Kiranya dengan cara yang diajarkan Tuhannya inilah, Nabi Muhammad SAW sukses dalam dakwahnya. Dan untuk konteks Indonesia, cara ini pulalah kiranya yang menyebabkan dakwah para Walisongo berhasil.
Lalu bagaimana dengan amar-ma'ruf nahi 'anil-munkar yang bernuansa kebih 'keras'? Amar ma'ruf nahi 'anil-munkar (seharusnya) merupakan ciri komunitas orang-orang mukmin yang tentu saja sudah berada di jalan Allah SWT. (Baca misalnya, Q. 3: 110, 114; 9: 71). Dalam bahasa Al Quran, mereka satu sama lain adalah waliy (dalam bahasa Jawa, saya mengartikan waliy dengan bolo, kebalikan dari musuh).
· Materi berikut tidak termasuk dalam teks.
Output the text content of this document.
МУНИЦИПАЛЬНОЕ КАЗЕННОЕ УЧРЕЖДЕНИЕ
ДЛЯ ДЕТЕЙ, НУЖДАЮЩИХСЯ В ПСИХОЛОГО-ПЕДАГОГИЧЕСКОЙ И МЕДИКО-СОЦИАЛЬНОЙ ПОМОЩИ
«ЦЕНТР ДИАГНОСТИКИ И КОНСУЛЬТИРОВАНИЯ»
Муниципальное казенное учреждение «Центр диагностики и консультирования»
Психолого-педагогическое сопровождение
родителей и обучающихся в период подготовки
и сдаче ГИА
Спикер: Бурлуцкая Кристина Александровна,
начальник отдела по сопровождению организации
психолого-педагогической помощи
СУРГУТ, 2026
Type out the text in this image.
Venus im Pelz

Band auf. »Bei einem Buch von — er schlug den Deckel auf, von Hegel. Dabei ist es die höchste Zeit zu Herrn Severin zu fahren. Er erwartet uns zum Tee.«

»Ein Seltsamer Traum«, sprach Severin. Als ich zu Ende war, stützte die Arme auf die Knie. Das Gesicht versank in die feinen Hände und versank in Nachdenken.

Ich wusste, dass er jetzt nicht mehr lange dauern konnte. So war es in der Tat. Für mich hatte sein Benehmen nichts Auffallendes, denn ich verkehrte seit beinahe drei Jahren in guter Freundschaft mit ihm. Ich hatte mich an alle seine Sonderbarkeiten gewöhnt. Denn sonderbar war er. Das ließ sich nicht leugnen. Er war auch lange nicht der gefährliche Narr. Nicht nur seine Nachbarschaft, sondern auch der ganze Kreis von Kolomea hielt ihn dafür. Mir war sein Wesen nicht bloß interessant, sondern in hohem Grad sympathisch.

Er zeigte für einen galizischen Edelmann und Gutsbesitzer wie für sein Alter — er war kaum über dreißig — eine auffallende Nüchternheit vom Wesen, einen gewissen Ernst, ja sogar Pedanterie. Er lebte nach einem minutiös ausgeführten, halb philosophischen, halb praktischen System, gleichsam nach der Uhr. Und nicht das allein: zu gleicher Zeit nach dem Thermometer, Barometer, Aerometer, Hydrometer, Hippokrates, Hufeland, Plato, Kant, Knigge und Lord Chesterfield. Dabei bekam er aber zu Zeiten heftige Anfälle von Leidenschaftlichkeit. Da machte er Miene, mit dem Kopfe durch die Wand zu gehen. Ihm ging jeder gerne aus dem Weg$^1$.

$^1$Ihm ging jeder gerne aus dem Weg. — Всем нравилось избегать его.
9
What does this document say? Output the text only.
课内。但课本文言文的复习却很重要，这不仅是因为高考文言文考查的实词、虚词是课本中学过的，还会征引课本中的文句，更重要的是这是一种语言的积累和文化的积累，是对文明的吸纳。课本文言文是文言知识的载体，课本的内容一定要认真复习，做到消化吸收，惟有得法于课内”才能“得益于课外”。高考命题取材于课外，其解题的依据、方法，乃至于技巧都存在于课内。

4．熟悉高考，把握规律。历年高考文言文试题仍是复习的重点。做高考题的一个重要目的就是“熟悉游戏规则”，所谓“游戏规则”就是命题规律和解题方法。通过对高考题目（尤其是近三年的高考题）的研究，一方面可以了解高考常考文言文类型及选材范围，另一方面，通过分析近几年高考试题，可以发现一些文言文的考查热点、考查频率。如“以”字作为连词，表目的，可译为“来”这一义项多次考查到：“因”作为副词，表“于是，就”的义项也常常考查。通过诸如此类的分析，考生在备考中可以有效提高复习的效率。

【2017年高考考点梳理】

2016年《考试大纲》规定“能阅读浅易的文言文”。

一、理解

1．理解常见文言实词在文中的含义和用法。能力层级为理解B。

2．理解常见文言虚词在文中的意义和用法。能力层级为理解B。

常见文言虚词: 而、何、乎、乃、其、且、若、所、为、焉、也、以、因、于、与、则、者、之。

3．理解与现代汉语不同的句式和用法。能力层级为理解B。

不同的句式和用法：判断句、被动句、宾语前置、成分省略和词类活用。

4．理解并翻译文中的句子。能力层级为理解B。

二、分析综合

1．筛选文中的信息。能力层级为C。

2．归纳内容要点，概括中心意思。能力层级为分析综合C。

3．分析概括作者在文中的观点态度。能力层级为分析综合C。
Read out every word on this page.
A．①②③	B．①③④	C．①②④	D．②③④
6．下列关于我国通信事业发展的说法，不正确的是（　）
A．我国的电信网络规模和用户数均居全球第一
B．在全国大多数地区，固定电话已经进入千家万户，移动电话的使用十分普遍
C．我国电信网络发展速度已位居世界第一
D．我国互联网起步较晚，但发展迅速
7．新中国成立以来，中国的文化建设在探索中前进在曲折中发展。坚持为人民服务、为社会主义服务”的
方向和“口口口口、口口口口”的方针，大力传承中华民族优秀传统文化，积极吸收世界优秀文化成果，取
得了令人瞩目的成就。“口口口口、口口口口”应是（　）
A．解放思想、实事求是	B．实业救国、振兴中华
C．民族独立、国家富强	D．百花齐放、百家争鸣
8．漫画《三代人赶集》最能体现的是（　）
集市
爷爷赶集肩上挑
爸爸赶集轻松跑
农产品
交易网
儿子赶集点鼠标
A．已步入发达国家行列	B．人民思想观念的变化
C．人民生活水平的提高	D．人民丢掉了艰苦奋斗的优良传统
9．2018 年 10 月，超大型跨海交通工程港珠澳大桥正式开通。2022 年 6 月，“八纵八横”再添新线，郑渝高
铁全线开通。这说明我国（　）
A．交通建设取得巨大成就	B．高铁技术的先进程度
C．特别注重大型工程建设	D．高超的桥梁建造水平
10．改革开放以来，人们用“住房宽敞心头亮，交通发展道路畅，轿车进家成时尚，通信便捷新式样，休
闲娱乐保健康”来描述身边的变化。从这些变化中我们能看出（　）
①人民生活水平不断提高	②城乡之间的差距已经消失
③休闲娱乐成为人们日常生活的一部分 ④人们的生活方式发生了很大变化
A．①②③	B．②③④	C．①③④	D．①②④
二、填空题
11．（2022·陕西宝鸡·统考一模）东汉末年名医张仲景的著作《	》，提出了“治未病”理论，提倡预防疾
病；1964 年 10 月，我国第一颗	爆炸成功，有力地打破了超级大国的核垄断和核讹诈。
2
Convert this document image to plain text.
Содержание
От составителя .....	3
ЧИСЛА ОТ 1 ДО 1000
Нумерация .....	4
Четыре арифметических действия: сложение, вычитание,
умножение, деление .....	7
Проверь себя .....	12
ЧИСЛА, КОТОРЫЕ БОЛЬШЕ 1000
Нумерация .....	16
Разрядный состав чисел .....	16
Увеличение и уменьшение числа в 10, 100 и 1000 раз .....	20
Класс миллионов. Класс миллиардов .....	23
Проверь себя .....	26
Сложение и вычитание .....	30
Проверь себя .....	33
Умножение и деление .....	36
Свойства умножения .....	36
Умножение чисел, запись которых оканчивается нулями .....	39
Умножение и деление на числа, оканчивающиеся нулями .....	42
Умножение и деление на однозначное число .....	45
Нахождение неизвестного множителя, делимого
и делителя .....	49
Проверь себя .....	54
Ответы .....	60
Di dalam komunitas seperti ini, perintah berbuat ma'ruf dan larangan berbuat kemungkaran merupakan keniscayaan. Sebab mereka semua ada di satu jalan dan menuju satu tujuan. Jalan menuju keselamatan dan kebahagiaan bersama. Kalau boleh kita urutkan, pertama-tama dakwah; kemudian amar ma'ruf-nahi munkar. Wallahu a'lam.